When it comes to performance, the m9400t's 3GB of memory and quad-core Q6600 processor helped the system obtain impressive benchmark test results. The m9400t finished the Windows Media Encoder test in a speedy 46 seconds, and the Photoshop CS3 test in 29 seconds. Earlier this year, high-end machines like the Gateway FX7020 performed the same tests in around a minute, but the m9400t is pretty much on a par with what we're seeing in multimedia PCs nowadays.

Even though the system has a discrete GeForce 9500 GS graphics card, it's not ideal for 3D gaming. The m9400t's World in Conflict score of 29 frames per second at a resolution of 1,280-by-1,024 indicates a mostly playable speed.
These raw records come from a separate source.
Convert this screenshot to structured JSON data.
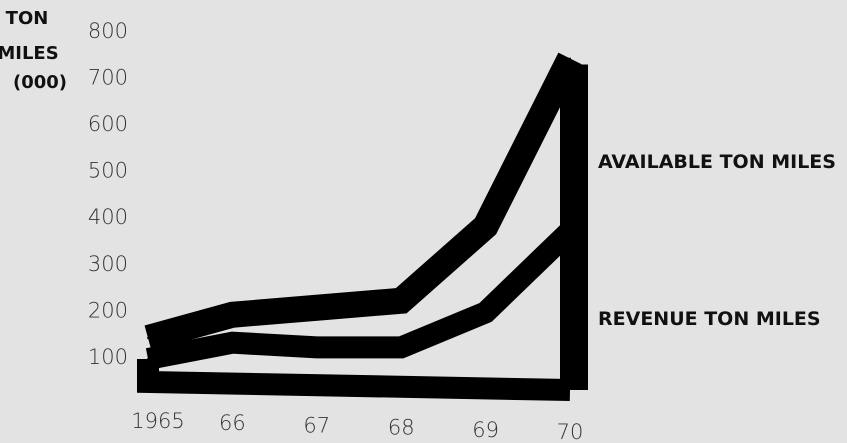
{
  "chart_data": {
    "type": "area",
    "ylabel": [
      "TON",
      "MILES",
      "(000)"
    ],
    "ylim": [
      0,
      800
    ],
    "y_ticks": [
      "100",
      "200",
      "300",
      "400",
      "500",
      "600",
      "700",
      "800"
    ],
    "x": [
      "1965",
      "66",
      "67",
      "68",
      "69",
      "70"
    ],
    "grid": false,
    "series": [
      {
        "name": "AVAILABLE TON MILES",
        "values": [
          160,
          210,
          225,
          240,
          400,
          760
        ]
      },
      {
        "name": "REVENUE TON MILES",
        "values": [
          115,
          150,
          140,
          140,
          215,
          390
        ]
      }
    ],
    "colors": {
      "background": "#e3e3e3",
      "band": "#000000",
      "text": "#111111"
    }
  }
}
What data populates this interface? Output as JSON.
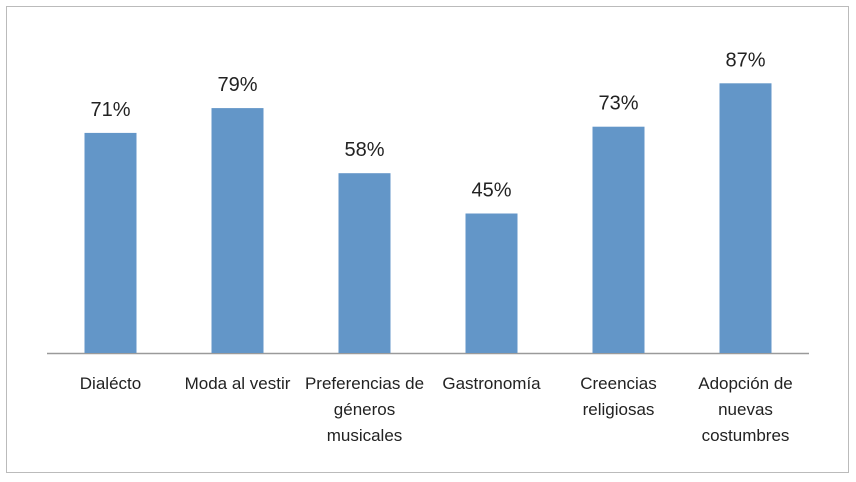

On Crysis at the same resolution, however, the system's score was a jerky 20 fps. That said, it should have no problem playing more modest games like Company of Heroes or World of Warcraft. If 3D performance is important, you can swap the graphics card for something more powerful when you configure it to order, but of course that will cost more money.

If there are any drawbacks to this system, it's that it has a bunch of bloatware on it, including programs like a Microsoft Office 60-day trial, "My HP Games" by Wild Tangent, Yahoo! Toolbar, and Snapfish Picture Mover. I classify all these as bloatware because you can download them free on the Internet: They don't give you any extra utility by coming preinstalled, and three of the four programs will try to sell you something (more game time, digital photo prints, and a full version of Office, to be exact). While there may not be anything inherently malicious about any of the three, they constitute advertisements that you really don't need. Speaking of ads, there are plenty of them on the desktop and in the Vista Welcome Center (the first screen you see after you've setup your PC, and every time you turn on the PC unless you turn Welcome Center off), including ads for eBay, Juno and NetZero (dial-up Internet providers), MSN, and WeatherBug. The m9400t isn't alone in this offense (systems from eMachines and Sony are similarly burdened with bloatware), but that doesn't make it right.

HP does redeem itself a little bit by offering a 15-month subscription for Norton Internet Security. This is a vast improvement over systems from Dell and Gateway that come with measly 30-to-60-day subscriptions.

Ultimately it's the features you get for the price that earn the HP Pavilion Elite m9400t its Editors' Choice award for mainstream desktops. This is the system to buy if you want to spend around $1,000 and still enjoy multimedia-rich features and performance.